In particular, by considering international trade between two countries with different levels of development, but both capable of conducting R&D (innovative in the North and imitative in the South), we connect technological-knowledge diffusion with the direction of technological change. Thus, we relate technological-knowledge diffusion with the dynamics of intra-country wage inequality. This connection is analyzed in a model where: (i) technological-knowledge progress drives steady-state endogenous growth and its direction determines relative wages; (ii) the intensity of the driving force is influenced by international trade; and (iii) price changes induced by international trade affect the direction of technological knowledge and, thus, relative wages.

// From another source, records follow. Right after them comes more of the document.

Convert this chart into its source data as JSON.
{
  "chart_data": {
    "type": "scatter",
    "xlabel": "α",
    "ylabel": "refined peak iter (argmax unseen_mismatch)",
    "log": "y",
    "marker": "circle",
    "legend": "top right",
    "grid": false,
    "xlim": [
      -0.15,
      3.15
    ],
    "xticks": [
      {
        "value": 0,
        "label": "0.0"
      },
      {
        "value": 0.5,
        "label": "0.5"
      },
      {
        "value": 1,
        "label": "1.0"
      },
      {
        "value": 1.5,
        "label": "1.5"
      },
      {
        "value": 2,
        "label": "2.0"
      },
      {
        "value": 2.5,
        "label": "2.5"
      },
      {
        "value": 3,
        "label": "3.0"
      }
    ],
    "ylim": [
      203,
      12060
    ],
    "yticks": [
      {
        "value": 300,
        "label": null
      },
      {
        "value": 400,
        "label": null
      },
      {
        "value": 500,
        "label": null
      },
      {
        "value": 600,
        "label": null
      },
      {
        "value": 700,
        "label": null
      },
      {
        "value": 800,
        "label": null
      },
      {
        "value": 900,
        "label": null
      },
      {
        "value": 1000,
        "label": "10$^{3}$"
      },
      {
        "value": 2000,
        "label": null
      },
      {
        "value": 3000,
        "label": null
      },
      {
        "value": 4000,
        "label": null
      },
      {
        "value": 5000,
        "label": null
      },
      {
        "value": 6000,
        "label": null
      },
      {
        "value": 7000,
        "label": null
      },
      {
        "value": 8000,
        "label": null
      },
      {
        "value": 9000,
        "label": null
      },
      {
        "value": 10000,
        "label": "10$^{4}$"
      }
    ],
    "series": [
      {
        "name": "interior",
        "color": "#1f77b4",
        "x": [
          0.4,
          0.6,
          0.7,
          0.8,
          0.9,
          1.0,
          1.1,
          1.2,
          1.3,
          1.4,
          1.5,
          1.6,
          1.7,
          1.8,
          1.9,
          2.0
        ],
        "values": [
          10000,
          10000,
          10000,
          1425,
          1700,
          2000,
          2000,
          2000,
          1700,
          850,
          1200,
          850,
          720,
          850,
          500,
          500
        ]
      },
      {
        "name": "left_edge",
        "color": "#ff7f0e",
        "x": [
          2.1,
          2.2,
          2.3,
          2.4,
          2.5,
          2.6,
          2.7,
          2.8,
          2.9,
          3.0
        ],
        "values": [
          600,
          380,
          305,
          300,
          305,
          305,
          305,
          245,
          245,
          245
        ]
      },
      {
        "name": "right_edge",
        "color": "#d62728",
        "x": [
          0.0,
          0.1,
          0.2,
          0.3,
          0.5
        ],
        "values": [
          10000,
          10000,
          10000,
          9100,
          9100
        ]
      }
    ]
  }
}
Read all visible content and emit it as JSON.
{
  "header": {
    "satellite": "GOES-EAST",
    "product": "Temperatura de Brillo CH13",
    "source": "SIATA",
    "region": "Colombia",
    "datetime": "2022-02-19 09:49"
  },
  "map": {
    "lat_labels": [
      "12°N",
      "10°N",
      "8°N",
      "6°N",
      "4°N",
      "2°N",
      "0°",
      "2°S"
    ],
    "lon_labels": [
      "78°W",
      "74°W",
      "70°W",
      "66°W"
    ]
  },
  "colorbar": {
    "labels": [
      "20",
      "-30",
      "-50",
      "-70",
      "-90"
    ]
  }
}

Therefore, we follow and hope to contribute to the literature: (i) on the direction of technological knowledge and wage inequality in a context of technological-knowledge diffusion through trade of intermediate goods and without scale effects; (ii) on international technological-knowledge diffusion in a scenario with wage-inequality implications and without scale effects; and (iii) on scale effects in a setting with wage-inequality analysis.

Our simulation results can be interpreted in comparison with previous literature about skill-biased technological change. In that literature, the bias that causes wage inequality is induced through the market-size channel. In our case, however, changes in the paths of intra-country wage inequality result similarly from the direction of technological-knowledge progress, but are induced through the price channel under international trade. In contrast with the market-size channel, the operation of the price-channel yields an increase in the skilled technological-knowledge bias following openness, which is more in line with the path of wage inequality observed in developed and developing countries. The use of our model, which allows for simultaneous scale and price effects, in future research should be able to assess the strength of the market-size versus price channels.

Further details of the dynamics of wage-inequality following trade provide another step for this research. Since in this paper, the relative-wage paths hinge, among other factors, on the assumption of fixed endowments, we intend to explore the effects of endogenous human-capital accumulation.

Finally, still another promising extension of the research follows from a recent characterization, by Aghion et al. (2003), of the explanations for rising wage inequality, stressing the importance of institutions. Our framework can accommodate the North-South spread of exogenous innovations of the general-purpose-technology type, which is interpretable and, thus, can be modeled as an institutional change.